Public Health Service gives go-ahead for wider use of rapid HIV tests

Accuracy on par with EIAs, and returns for test results up sharply

The Public Health Service has revised its HIV testing recommendations, allowing more widespread use of rapid HIV testing in light of new studies showing that the risks of false-positive results are outweighed by the high increase in people who return for their test results.

The recommendations, published in the Morbidity and Mortality Weekly Report, are based on recent studies demonstrating that rapid HIV tests are as accurate as enzyme immunoassays (EIAs) currently used for screening, and on a mathematical model estimating the potential impact of using rapid testing in publicly funded HIV test sites. Based on the findings, the Public Health Service is urging that health care providers should be able to disclose provisional test results in some circumstances, rather than making patients wait two weeks while a confirmatory test is completed.1

The PHS model indicates that in a single year, nearly 700,000 additional people, more than 8,000 of whom would test positive, would learn their true HIV status if rapid tests were available. This is a 29% increase in the number of HIV-positive people and a 50% increase in the number of HIV-negative people who would receive their results as compared to current counseling and testing procedures.

CDC officials warn, however, that the model estimates approximately 8,000 uninfected people would receive initial false-positive results, requiring them to wait a week until a confirmatory test determined they were actually HIV-negative. Although that number is less than 1% of the 2 million people who test each year in public clinics, health officials say it warrants quality counseling to accompany the use of rapid testing.

Who should receive rapid testing and under what circumstances are governed by several factors.

First, the benefit is greatest in test settings that have a high prevalence of HIV and a low percentage of people who return for test results, such as is the case in many STD clinics. The probability of receiving a false-positive test is dependent on the prevalence of HIV in a population. In a clinic with an HIV prevalence of 10%, for example, testing 1,000 people would be expected to yield 100 true positives and four false positives. If the testing took place in a family planning clinic with an HIV prevalence of .4%, however, providers could expect four true positives and four false positives. In that case, only half of the people would be truly positive.

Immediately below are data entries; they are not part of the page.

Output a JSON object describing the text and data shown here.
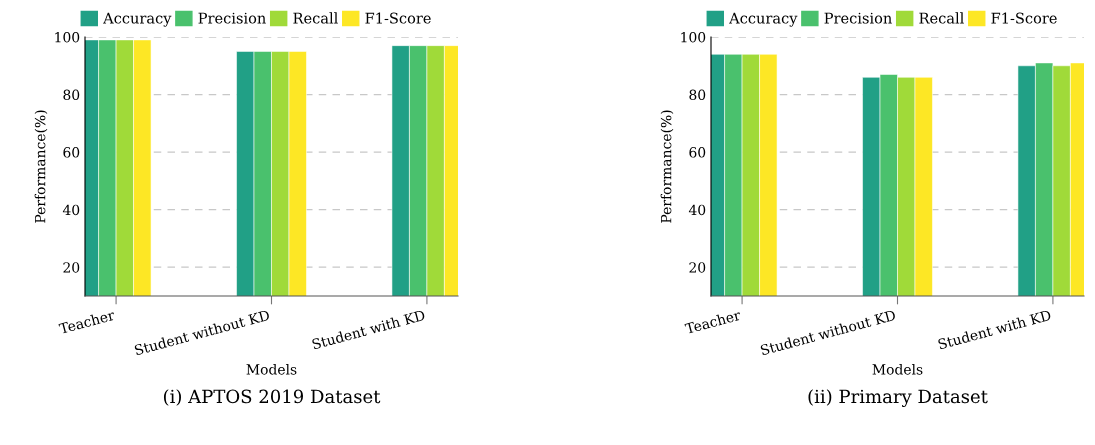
{
  "chart_data": [
    {
      "type": "bar",
      "title": "(i) APTOS 2019 Dataset",
      "xlabel": "Models",
      "ylabel": "Performance(%)",
      "categories": [
        "Teacher",
        "Student without KD",
        "Student with KD"
      ],
      "ylim": [
        10,
        100
      ],
      "yticks": [
        20,
        40,
        60,
        80,
        100
      ],
      "grid": "y",
      "legend": "top",
      "series": [
        {
          "name": "Accuracy",
          "color": "#21a086",
          "values": [
            99,
            95,
            97
          ]
        },
        {
          "name": "Precision",
          "color": "#4ac16d",
          "values": [
            99,
            95,
            97
          ]
        },
        {
          "name": "Recall",
          "color": "#a0da39",
          "values": [
            99,
            95,
            97
          ]
        },
        {
          "name": "F1-Score",
          "color": "#fde725",
          "values": [
            99,
            95,
            97
          ]
        }
      ]
    },
    {
      "type": "bar",
      "title": "(ii) Primary Dataset",
      "xlabel": "Models",
      "ylabel": "Performance(%)",
      "categories": [
        "Teacher",
        "Student without KD",
        "Student with KD"
      ],
      "ylim": [
        10,
        100
      ],
      "yticks": [
        20,
        40,
        60,
        80,
        100
      ],
      "grid": "y",
      "legend": "top",
      "series": [
        {
          "name": "Accuracy",
          "color": "#21a086",
          "values": [
            94,
            86,
            90
          ]
        },
        {
          "name": "Precision",
          "color": "#4ac16d",
          "values": [
            94,
            87,
            91
          ]
        },
        {
          "name": "Recall",
          "color": "#a0da39",
          "values": [
            94,
            86,
            90
          ]
        },
        {
          "name": "F1-Score",
          "color": "#fde725",
          "values": [
            94,
            86,
            91
          ]
        }
      ]
    }
  ]
}
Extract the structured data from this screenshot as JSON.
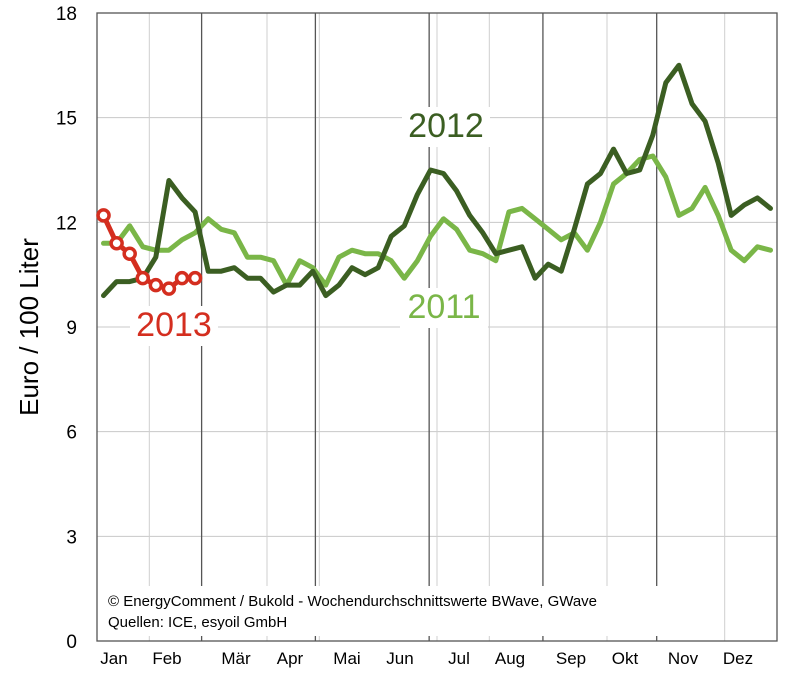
{
  "chart_data": {
    "type": "line",
    "title": "",
    "xlabel": "",
    "ylabel": "Euro / 100 Liter",
    "ylim": [
      0,
      18
    ],
    "yticks": [
      0,
      3,
      6,
      9,
      12,
      15,
      18
    ],
    "grid": true,
    "categories": [
      "Jan",
      "Feb",
      "Mär",
      "Apr",
      "Mai",
      "Jun",
      "Jul",
      "Aug",
      "Sep",
      "Okt",
      "Nov",
      "Dez"
    ],
    "x_unit": "week of year",
    "series": [
      {
        "name": "2011",
        "color": "#7ab648",
        "marker": "none",
        "x": [
          1,
          2,
          3,
          4,
          5,
          6,
          7,
          8,
          9,
          10,
          11,
          12,
          13,
          14,
          15,
          16,
          17,
          18,
          19,
          20,
          21,
          22,
          23,
          24,
          25,
          26,
          27,
          28,
          29,
          30,
          31,
          32,
          33,
          34,
          35,
          36,
          37,
          38,
          39,
          40,
          41,
          42,
          43,
          44,
          45,
          46,
          47,
          48,
          49,
          50,
          51,
          52
        ],
        "values": [
          11.4,
          11.4,
          11.9,
          11.3,
          11.2,
          11.2,
          11.5,
          11.7,
          12.1,
          11.8,
          11.7,
          11.0,
          11.0,
          10.9,
          10.2,
          10.9,
          10.7,
          10.2,
          11.0,
          11.2,
          11.1,
          11.1,
          10.9,
          10.4,
          10.9,
          11.6,
          12.1,
          11.8,
          11.2,
          11.1,
          10.9,
          12.3,
          12.4,
          12.1,
          11.8,
          11.5,
          11.7,
          11.2,
          12.0,
          13.1,
          13.4,
          13.8,
          13.9,
          13.3,
          12.2,
          12.4,
          13.0,
          12.2,
          11.2,
          10.9,
          11.3,
          11.2
        ]
      },
      {
        "name": "2012",
        "color": "#3b5e22",
        "marker": "none",
        "x": [
          1,
          2,
          3,
          4,
          5,
          6,
          7,
          8,
          9,
          10,
          11,
          12,
          13,
          14,
          15,
          16,
          17,
          18,
          19,
          20,
          21,
          22,
          23,
          24,
          25,
          26,
          27,
          28,
          29,
          30,
          31,
          32,
          33,
          34,
          35,
          36,
          37,
          38,
          39,
          40,
          41,
          42,
          43,
          44,
          45,
          46,
          47,
          48,
          49,
          50,
          51,
          52
        ],
        "values": [
          9.9,
          10.3,
          10.3,
          10.4,
          11.0,
          13.2,
          12.7,
          12.3,
          10.6,
          10.6,
          10.7,
          10.4,
          10.4,
          10.0,
          10.2,
          10.2,
          10.6,
          9.9,
          10.2,
          10.7,
          10.5,
          10.7,
          11.6,
          11.9,
          12.8,
          13.5,
          13.4,
          12.9,
          12.2,
          11.7,
          11.1,
          11.2,
          11.3,
          10.4,
          10.8,
          10.6,
          11.8,
          13.1,
          13.4,
          14.1,
          13.4,
          13.5,
          14.5,
          16.0,
          16.5,
          15.4,
          14.9,
          13.7,
          12.2,
          12.5,
          12.7,
          12.4
        ]
      },
      {
        "name": "2013",
        "color": "#d42e1f",
        "marker": "circle",
        "x": [
          1,
          2,
          3,
          4,
          5,
          6,
          7,
          8
        ],
        "values": [
          12.2,
          11.4,
          11.1,
          10.4,
          10.2,
          10.1,
          10.4,
          10.4
        ]
      }
    ],
    "annotations": [
      "© EnergyComment / Bukold - Wochendurchschnittswerte BWave, GWave",
      "Quellen: ICE, esyoil GmbH"
    ]
  }
}
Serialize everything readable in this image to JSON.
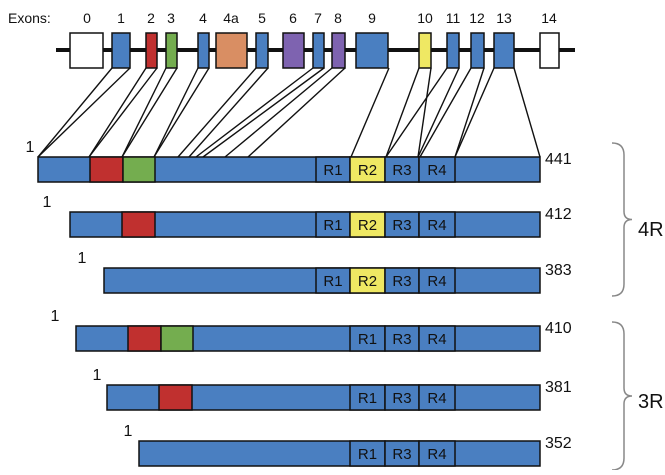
{
  "exons_label": "Exons:",
  "colors": {
    "blue": "#4a7fc1",
    "red": "#c0302f",
    "green": "#74ad4f",
    "orange": "#d98e63",
    "purple": "#7e63b0",
    "yellow": "#efe863",
    "white": "#ffffff",
    "line": "#111111",
    "bracket": "#888888"
  },
  "exons": [
    {
      "label": "0",
      "color": "white"
    },
    {
      "label": "1",
      "color": "blue"
    },
    {
      "label": "2",
      "color": "red"
    },
    {
      "label": "3",
      "color": "green"
    },
    {
      "label": "4",
      "color": "blue"
    },
    {
      "label": "4a",
      "color": "orange"
    },
    {
      "label": "5",
      "color": "blue"
    },
    {
      "label": "6",
      "color": "purple"
    },
    {
      "label": "7",
      "color": "blue"
    },
    {
      "label": "8",
      "color": "purple"
    },
    {
      "label": "9",
      "color": "blue"
    },
    {
      "label": "10",
      "color": "yellow"
    },
    {
      "label": "11",
      "color": "blue"
    },
    {
      "label": "12",
      "color": "blue"
    },
    {
      "label": "13",
      "color": "blue"
    },
    {
      "label": "14",
      "color": "white"
    }
  ],
  "isoforms": [
    {
      "start": "1",
      "end": "441",
      "inserts": [
        "red",
        "green"
      ],
      "repeats": [
        "R1",
        "R2",
        "R3",
        "R4"
      ]
    },
    {
      "start": "1",
      "end": "412",
      "inserts": [
        "red"
      ],
      "repeats": [
        "R1",
        "R2",
        "R3",
        "R4"
      ]
    },
    {
      "start": "1",
      "end": "383",
      "inserts": [],
      "repeats": [
        "R1",
        "R2",
        "R3",
        "R4"
      ]
    },
    {
      "start": "1",
      "end": "410",
      "inserts": [
        "red",
        "green"
      ],
      "repeats": [
        "R1",
        "R3",
        "R4"
      ]
    },
    {
      "start": "1",
      "end": "381",
      "inserts": [
        "red"
      ],
      "repeats": [
        "R1",
        "R3",
        "R4"
      ]
    },
    {
      "start": "1",
      "end": "352",
      "inserts": [],
      "repeats": [
        "R1",
        "R3",
        "R4"
      ]
    }
  ],
  "groups": [
    {
      "label": "4R"
    },
    {
      "label": "3R"
    }
  ]
}
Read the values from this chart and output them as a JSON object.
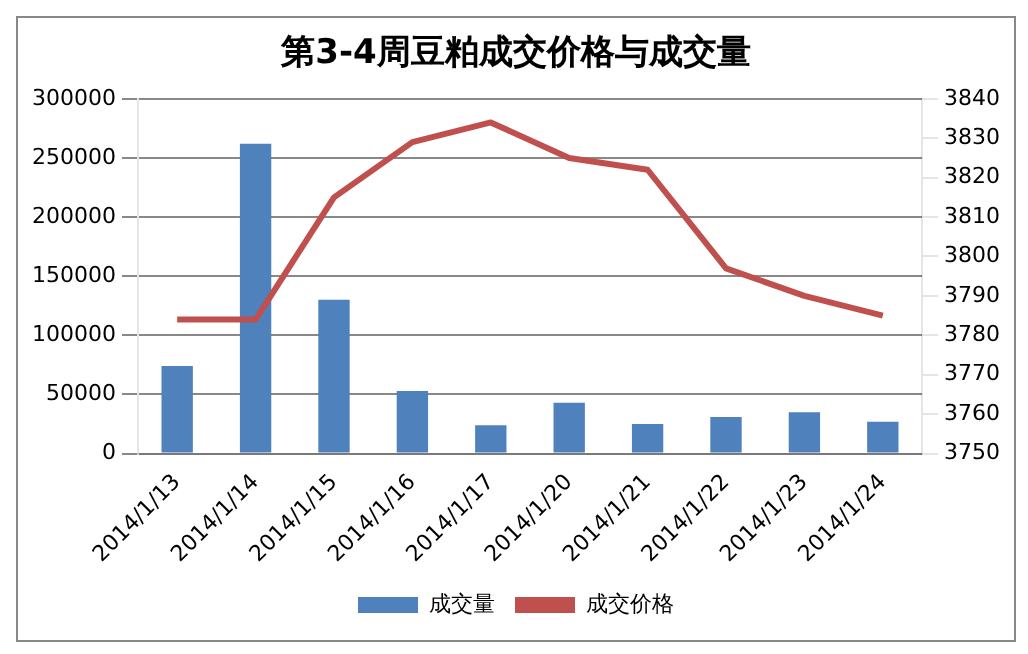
{
  "chart_data": {
    "type": "bar",
    "title": "第3-4周豆粕成交价格与成交量",
    "categories": [
      "2014/1/13",
      "2014/1/14",
      "2014/1/15",
      "2014/1/16",
      "2014/1/17",
      "2014/1/20",
      "2014/1/21",
      "2014/1/22",
      "2014/1/23",
      "2014/1/24"
    ],
    "series": [
      {
        "name": "成交量",
        "color": "#4f81bd",
        "values": [
          74000,
          262000,
          130000,
          53000,
          24000,
          43000,
          25000,
          31000,
          35000,
          27000
        ]
      },
      {
        "name": "成交价格",
        "type": "line",
        "axis": "y2",
        "color": "#c0504d",
        "values": [
          3784,
          3784,
          3815,
          3829,
          3834,
          3825,
          3822,
          3797,
          3790,
          3785
        ]
      }
    ],
    "ylim": [
      0,
      300000
    ],
    "yticks": [
      0,
      50000,
      100000,
      150000,
      200000,
      250000,
      300000
    ],
    "y2lim": [
      3750,
      3840
    ],
    "y2ticks": [
      3750,
      3760,
      3770,
      3780,
      3790,
      3800,
      3810,
      3820,
      3830,
      3840
    ],
    "grid": "y",
    "legend": "bottom",
    "marker": "none",
    "line_style": "solid"
  }
}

Secondly, people who could benefit greatly from immediate treatment would be good candidates for rapid testing. A pregnant woman about to deliver a child or a health care worker stuck by a needle would benefit from having immediate test results, the CDC notes.

At present, only one rapid test, SUDS HIV-1, an EIA produced by Murex of Norcross, GA, is approved by the FDA, which prohibits the disclosure of provisional rapid-test results. With the new PHS guidelines, the FDA is expected to change that restriction, opening up the market for rapid HIV screening tests. Two new tests are in clinical trials, and a third is already available. (See complete list in AIDS Alert, March 1998, pp. 25-27.)

"Unfortunately, only one rapid test is currently licensed in the United States, and the reasons for that are various but they are not necessarily because they don't perform well," says Stephen McDougal, PhD, chief of the HIV immunology and diagnostic branch in the division of AIDS, STD, and TB laboratory research at the CDC's National Center for Infectious Diseases. As many as 40 manufacturers are working on some type of rapid HIV test, he adds.

The CDC's new position will mean that HIV testing is not limited to the clinic, and that testing can be performed as a street outreach, particularly in high-risk areas. Nonetheless, rapid testing raises ethical and psychological concerns about patients receiving on-the-spot information about a life-threatening disease.

Counseling is critical

Because rapid tests are not 100% accurate, the CDC recommends that quality counseling accompany their use. As with traditional HIV testing, counseling must be tailored to the individual and emphasize the need for confirmatory testing. Counseling should include a discussion of how HIV prevalence influences the degree of test-result certainty, the CDC notes.

Currently, the CDC is revising its guidelines for HIV counseling and testing, which will provide additional recommendations on rapid testing. The agency also is working with communities to help train counselors who use rapid testing and will re-evaluate current testing-and-counseling algorithms when additional rapid tests become available.

"With a focus on quality, client-centered counseling, the disadvantages of rapid testing can be minimized," the CDC states.


1. Centers for Disease Control and Prevention. Update: HIV counseling and testing using rapid tests - United States, 1995. MMWR 1998; 47:211-215.